- Developer: Jan Zelený
- Designer: Jan Zelený
- Programmer: Pavel Wad Navrátil
- Composer: Tim Becherand
- Platform: Windows
- Release: 6 October 2017 (early access)
- Mode: Single-player

= Mashinky =

Mashinky is a transport strategy video game developed by Jan Zelený. The goal is to create a railroad empire on procedurally generated maps, combining schematic construction mode and game rules inspired by board games. It has been available in early access since 6 October 2017.

==Gameplay==
Mashinky is a strategy game with railway transport. The aim of the game is to create a railway empire on a generated map across seven historical eras from the age of steam to the super-modern magnetic levitation sets. The game blends realistic graphics with a square construction world, all with rules reminiscent of board games.

At the beginning of each map, the player becomes the owner of a small transportation company in the early 20th century. Their task is to import goods and passengers by planning and building tracks in complex terrain, buying and inventing new types of locomotives, wagons, station buildings and railway infrastructure. They must stand up against economic rules and increase profits by transporting passengers to cities, or goods between many interconnected industries.

The player can switch to a 2D isometric construction view at any time during gameplay. In this mode, the world is divided by a clear grid. The players can build anything from a simple connection between two stations to a complex railway network full of signal-controlled level crossings to maximize the throughput and utilization of your tracks.

As the game progresses, the player must adapt and expand their train empire as the map changes.

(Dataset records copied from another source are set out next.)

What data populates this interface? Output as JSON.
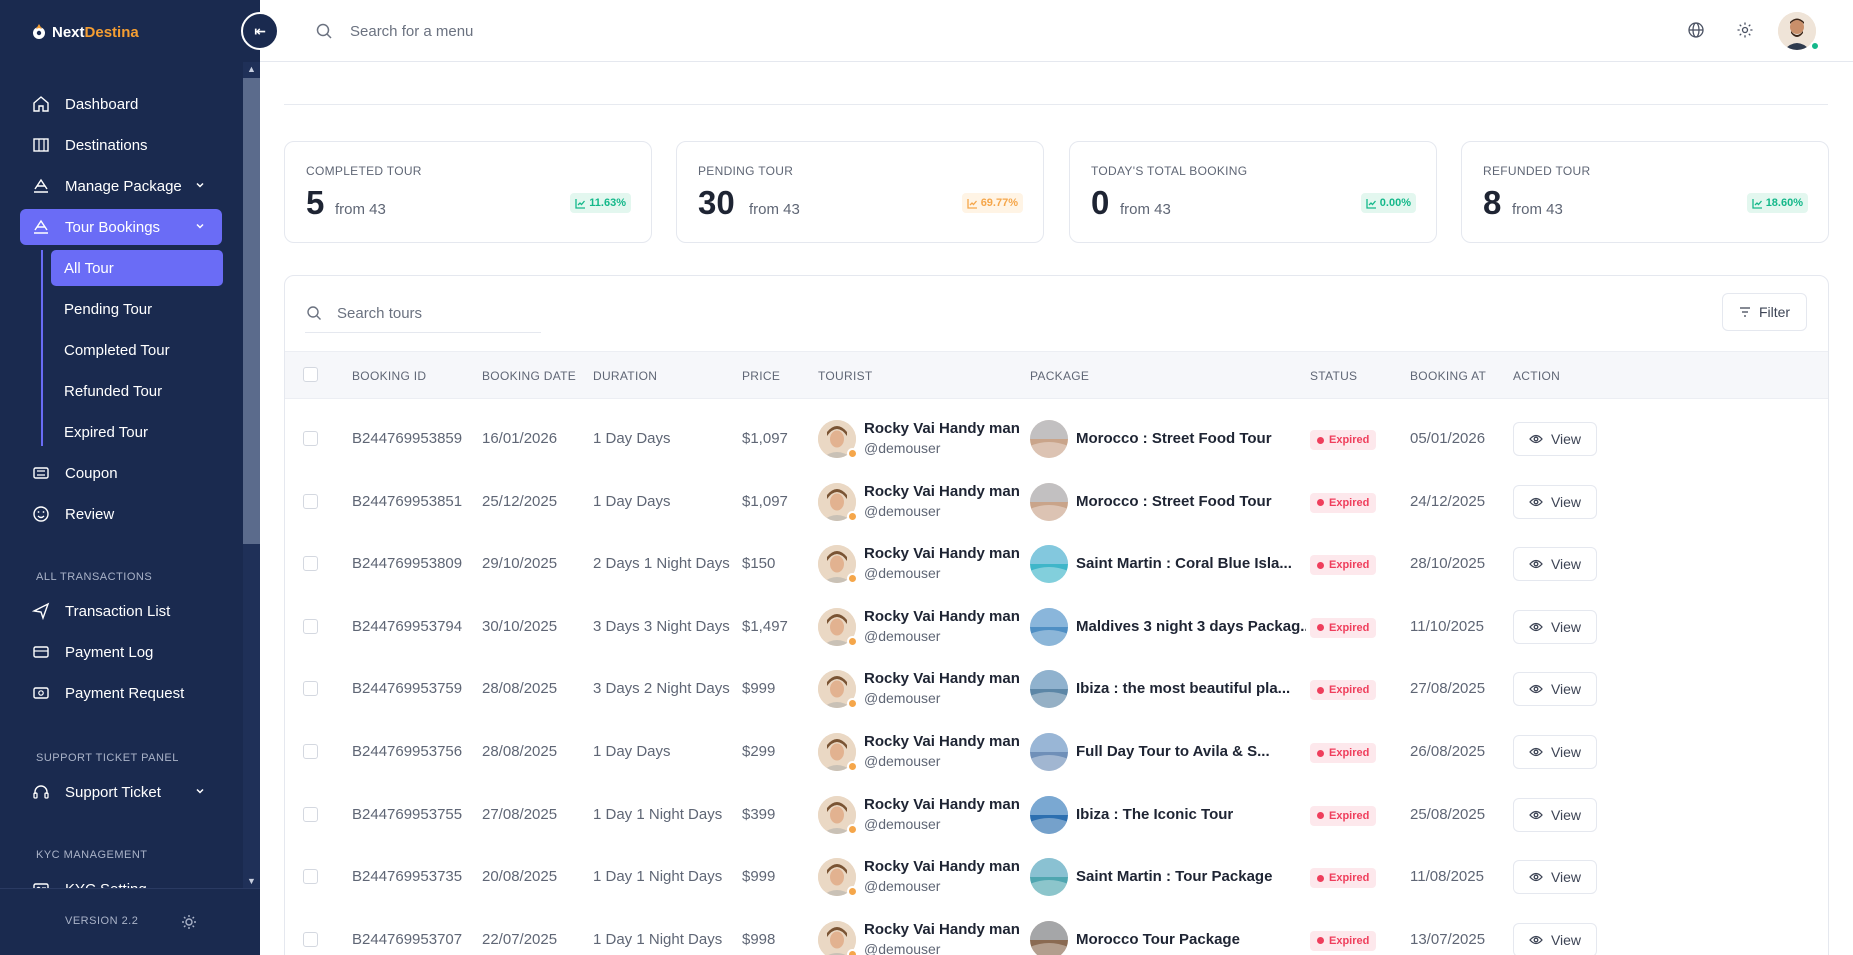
{
  "brand": {
    "part1": "Next",
    "part2": "Destina"
  },
  "topbar": {
    "search_placeholder": "Search for a menu"
  },
  "sidebar": {
    "items": [
      {
        "label": "Dashboard",
        "icon": "home-icon"
      },
      {
        "label": "Destinations",
        "icon": "columns-icon"
      },
      {
        "label": "Manage Package",
        "icon": "package-icon"
      },
      {
        "label": "Tour Bookings",
        "icon": "bookings-icon"
      }
    ],
    "sub_items": [
      "All Tour",
      "Pending Tour",
      "Completed Tour",
      "Refunded Tour",
      "Expired Tour"
    ],
    "items_after": [
      {
        "label": "Coupon",
        "icon": "ticket-icon"
      },
      {
        "label": "Review",
        "icon": "smile-icon"
      }
    ],
    "sections": [
      {
        "label": "ALL TRANSACTIONS",
        "items": [
          "Transaction List",
          "Payment Log",
          "Payment Request"
        ]
      },
      {
        "label": "SUPPORT TICKET PANEL",
        "items": [
          "Support Ticket"
        ]
      },
      {
        "label": "KYC MANAGEMENT",
        "items": [
          "KYC Setting"
        ]
      }
    ],
    "version": "VERSION 2.2"
  },
  "stats": [
    {
      "label": "COMPLETED TOUR",
      "value": "5",
      "from": "from 43",
      "change": "11.63%",
      "tone": "green"
    },
    {
      "label": "PENDING TOUR",
      "value": "30",
      "from": "from 43",
      "change": "69.77%",
      "tone": "orange"
    },
    {
      "label": "TODAY'S TOTAL BOOKING",
      "value": "0",
      "from": "from 43",
      "change": "0.00%",
      "tone": "green"
    },
    {
      "label": "REFUNDED TOUR",
      "value": "8",
      "from": "from 43",
      "change": "18.60%",
      "tone": "green"
    }
  ],
  "table": {
    "search_placeholder": "Search tours",
    "filter_label": "Filter",
    "view_label": "View",
    "columns": [
      "BOOKING ID",
      "BOOKING DATE",
      "DURATION",
      "PRICE",
      "TOURIST",
      "PACKAGE",
      "STATUS",
      "BOOKING AT",
      "ACTION"
    ],
    "rows": [
      {
        "id": "B244769953859",
        "date": "16/01/2026",
        "duration": "1 Day Days",
        "price": "$1,097",
        "tourist": "Rocky Vai Handy man",
        "handle": "@demouser",
        "package": "Morocco : Street Food Tour",
        "status": "Expired",
        "booked_at": "05/01/2026",
        "pkg_color": "#c9a48a"
      },
      {
        "id": "B244769953851",
        "date": "25/12/2025",
        "duration": "1 Day Days",
        "price": "$1,097",
        "tourist": "Rocky Vai Handy man",
        "handle": "@demouser",
        "package": "Morocco : Street Food Tour",
        "status": "Expired",
        "booked_at": "24/12/2025",
        "pkg_color": "#c9a48a"
      },
      {
        "id": "B244769953809",
        "date": "29/10/2025",
        "duration": "2 Days 1 Night Days",
        "price": "$150",
        "tourist": "Rocky Vai Handy man",
        "handle": "@demouser",
        "package": "Saint Martin : Coral Blue Isla...",
        "status": "Expired",
        "booked_at": "28/10/2025",
        "pkg_color": "#3fb6c9"
      },
      {
        "id": "B244769953794",
        "date": "30/10/2025",
        "duration": "3 Days 3 Night Days",
        "price": "$1,497",
        "tourist": "Rocky Vai Handy man",
        "handle": "@demouser",
        "package": "Maldives 3 night 3 days Packag...",
        "status": "Expired",
        "booked_at": "11/10/2025",
        "pkg_color": "#4f8fc4"
      },
      {
        "id": "B244769953759",
        "date": "28/08/2025",
        "duration": "3 Days 2 Night Days",
        "price": "$999",
        "tourist": "Rocky Vai Handy man",
        "handle": "@demouser",
        "package": "Ibiza : the most beautiful pla...",
        "status": "Expired",
        "booked_at": "27/08/2025",
        "pkg_color": "#5c86a6"
      },
      {
        "id": "B244769953756",
        "date": "28/08/2025",
        "duration": "1 Day Days",
        "price": "$299",
        "tourist": "Rocky Vai Handy man",
        "handle": "@demouser",
        "package": "Full Day Tour to Avila & S...",
        "status": "Expired",
        "booked_at": "26/08/2025",
        "pkg_color": "#6f8fb8"
      },
      {
        "id": "B244769953755",
        "date": "27/08/2025",
        "duration": "1 Day 1 Night Days",
        "price": "$399",
        "tourist": "Rocky Vai Handy man",
        "handle": "@demouser",
        "package": "Ibiza : The Iconic Tour",
        "status": "Expired",
        "booked_at": "25/08/2025",
        "pkg_color": "#2c6fb0"
      },
      {
        "id": "B244769953735",
        "date": "20/08/2025",
        "duration": "1 Day 1 Night Days",
        "price": "$999",
        "tourist": "Rocky Vai Handy man",
        "handle": "@demouser",
        "package": "Saint Martin : Tour Package",
        "status": "Expired",
        "booked_at": "11/08/2025",
        "pkg_color": "#4fa6b0"
      },
      {
        "id": "B244769953707",
        "date": "22/07/2025",
        "duration": "1 Day 1 Night Days",
        "price": "$998",
        "tourist": "Rocky Vai Handy man",
        "handle": "@demouser",
        "package": "Morocco Tour Package",
        "status": "Expired",
        "booked_at": "13/07/2025",
        "pkg_color": "#8a6a52"
      }
    ]
  }
}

In addition to new means of transport, they can also use improvements to production buildings, modernize their depots, or expand stations with new services and buildings. Each upgrade will give a unique bonus, increase capacity, add a new production process, or even a new type of item.

At any time, the view can be switched from a 2D isometric construction view to a fully 3D one. The 3D view allows players to see the game in greater detail by rendering things like the gears on the train, the surrounding mountains, and the interior of your passenger train.

==Development==
The game has been developed since 2009 by Jan Zelený. It was inspired by the games Sid Meier's Railroad Tycoon, Transport Tycoon and others. Originally, the game was developed in his free time, but since June 2018, the author Jan Zelený has devoted himself to it fully. He created his own three-dimensional game engine for it.

The game was announced on November 3, 2016, at the GDS conference still under the name Logistics, where it won the GDS Indie Awards 2016. It was then awarded the 4–6 May 2017 at the Game Access 2017 conference, winning Best Gameplay and Player's Choice.

In 2018, it won the title Czech-Slovak Game of the Year 2017 in the largest Czech game survey Gamers' Awards and in the Czech Game of the Year 2017 competition it was awarded by the expert jury for the Greatest Hope and the Best Game Design. As of August 2018, according to the game's creator, 40,000 copies have been sold. As of 17 April 2022 the game sold 100,000 copies.